It depends how you define OOP. In terms of Java-like OOP where you call methods on objects, procedural programming is pretty much the same. As far as I can tell you can emulate all OOP principles (encapsulation, abstraction, polymorphism, inheritance) in a procedural language like C. Proof of this is GObject, to some extend Objective-C, and many other OOP language implementations using C, like cPython. This is done by using structures and operating on those structures using functions:
typedef struct {
Object *isa;
String *name;
Date *birthday;
} Person;
Person *Person_new();
String *Person_name(Person *self);
void Person_setName(Person *self, String *newName);
// ...
The interface is very OOP like. It doesn't really allow for polymorphism, but it's also possible. It is very similar to a Python interface, except that the attributes are separate from the "methods":
class Person(object):
def __init__(self):
self._name = ""
self._age = datetime.datetime.now()
@property
def name(self):
return self._name
@property
def age(self):
return self._age
I chose Python for the example because "self" is explicit, as in the C example. Many OOP languages, like Java, abstract this.

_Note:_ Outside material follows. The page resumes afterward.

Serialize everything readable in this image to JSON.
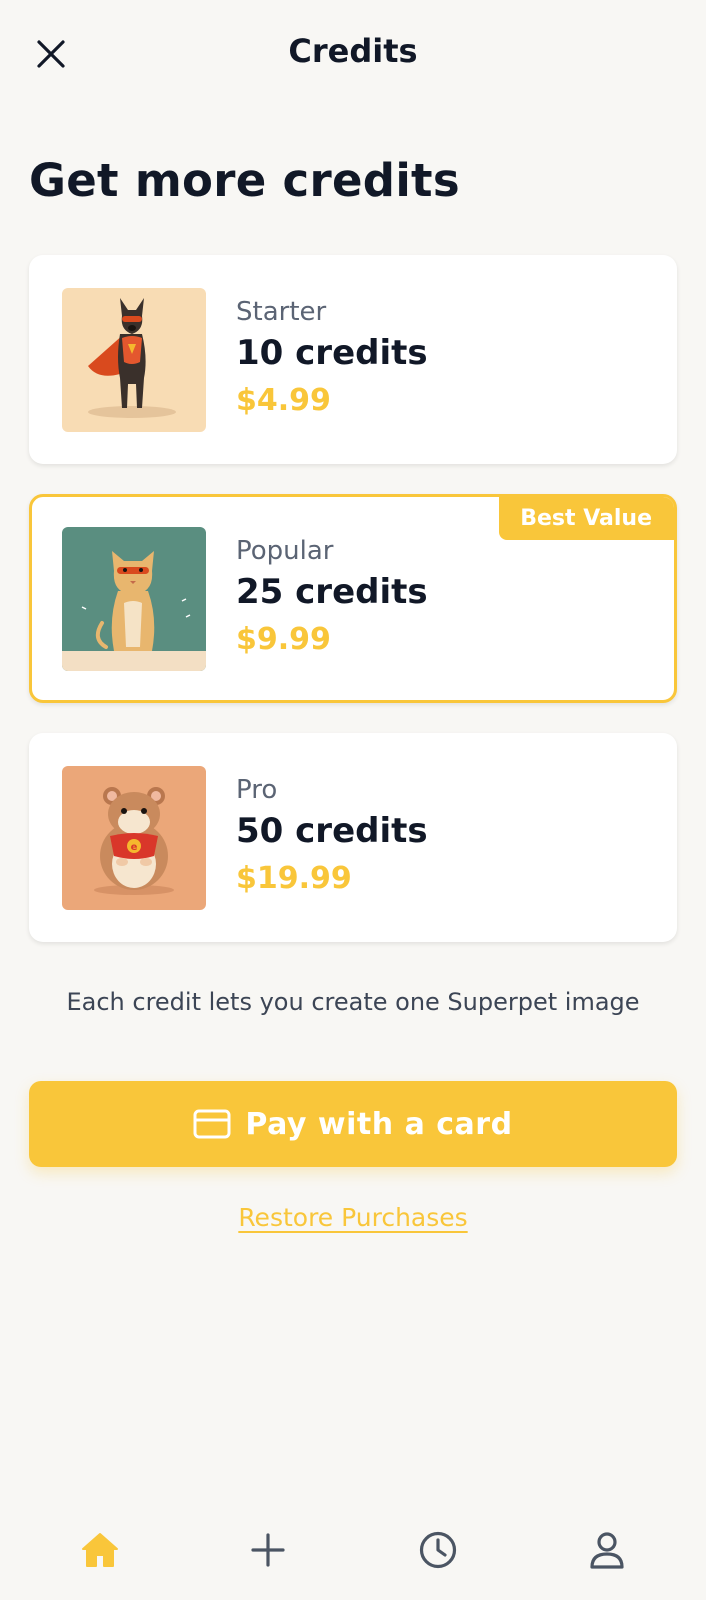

There are also the Smalltalk-like OOP where messages are sent to objects, rather than calling methods on objects. The difference is subtle at first glance, but it provides a lot of power and flexibility. This can also be implemented in procedural-languages, as proven by Objective-C.
Object-oriented programming is not necessarily a type of language, but rather a paradigm. Object-oriented languages such as Java, Python, Ruby, etc, provide syntactic sugar to easily manipulate objects, and this is the main difference between "procedural languages" and "object-oriented languages".
Indeed, a library, or rather a set of functions operating on a structure, is the same as an object in C++. In fact C++ is implemented in just that way.